Re: www.gigablast.com

12 Jul 2006

      On Wed, Jul 12, 2006 at 02:50:54PM -0700, Malcolm Staudinger wrote:
...
Google is your friend?
They're a search engine. robots.txt and forget it.
Malcolm
That's assuming whoever designed their software actually adheres
to robots.txt.  RFCs recommend people adhere to it, but there are
some who don't; it's operationally "optional".

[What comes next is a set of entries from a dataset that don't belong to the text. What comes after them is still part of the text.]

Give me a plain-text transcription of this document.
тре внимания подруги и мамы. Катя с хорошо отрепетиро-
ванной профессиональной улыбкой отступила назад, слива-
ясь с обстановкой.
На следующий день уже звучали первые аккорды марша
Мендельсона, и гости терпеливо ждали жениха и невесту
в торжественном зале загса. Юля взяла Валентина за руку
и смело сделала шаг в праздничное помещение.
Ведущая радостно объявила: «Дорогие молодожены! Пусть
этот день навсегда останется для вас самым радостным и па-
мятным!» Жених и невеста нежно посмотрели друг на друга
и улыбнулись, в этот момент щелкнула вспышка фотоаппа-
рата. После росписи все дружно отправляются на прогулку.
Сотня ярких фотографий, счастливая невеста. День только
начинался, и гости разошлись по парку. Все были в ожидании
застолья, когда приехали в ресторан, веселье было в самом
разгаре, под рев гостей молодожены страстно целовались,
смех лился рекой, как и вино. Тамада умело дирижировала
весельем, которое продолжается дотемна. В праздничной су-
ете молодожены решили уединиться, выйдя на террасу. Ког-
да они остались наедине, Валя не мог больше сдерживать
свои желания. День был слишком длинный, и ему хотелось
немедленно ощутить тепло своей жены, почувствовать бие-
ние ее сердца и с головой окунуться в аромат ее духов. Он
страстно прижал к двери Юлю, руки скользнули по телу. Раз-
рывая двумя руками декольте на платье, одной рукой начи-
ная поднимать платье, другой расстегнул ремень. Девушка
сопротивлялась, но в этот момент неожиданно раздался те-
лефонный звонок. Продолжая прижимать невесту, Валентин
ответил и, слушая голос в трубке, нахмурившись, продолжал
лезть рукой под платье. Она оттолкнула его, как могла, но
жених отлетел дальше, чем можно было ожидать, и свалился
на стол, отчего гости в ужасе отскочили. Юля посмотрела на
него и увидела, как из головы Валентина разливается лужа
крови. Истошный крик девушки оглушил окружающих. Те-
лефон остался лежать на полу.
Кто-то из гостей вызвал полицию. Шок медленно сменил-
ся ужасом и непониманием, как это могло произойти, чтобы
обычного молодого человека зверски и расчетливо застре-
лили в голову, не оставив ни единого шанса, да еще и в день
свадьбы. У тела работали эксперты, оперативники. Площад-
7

I can't find a single reference to what standards "GigaBlast"
adheres to, or any technical data about how their engine works.
The way their site is designed, it looks like a total fly-by-night
operation.

If "GigaBlast" is supposedly "indexing" his site, they have to be
basing their GET requests on something (the equivalent of a normal
browsers' Referer header; but again, who knows if they pass that
along?).  The requests Jim is seeing appear to be garbage, similar
to spam composition, not based on actual references/indexes.  I
could be outright wrong here.

Additionally, how does this solve the issue of Jim's bandwidth,
CPU, memory, if not his time, being wasted for HTTP requests which
shouldn't necessarily even be arriving at his boxes (which is what
he's essentially complaining about)?  "So filter upstream, or on
the machine itself".  Okay, that's a solution, but it doesn't address
incoming traffic (just responses).

-- 
| Jeremy Chadwick                                 jdc at parodius.com |
| Parodius Networking                        http://www.parodius.com/ |
| UNIX Systems Administrator                   Mountain View, CA, USA |
| Making life hard for others since 1977.               PGP: 4BD6C0CB |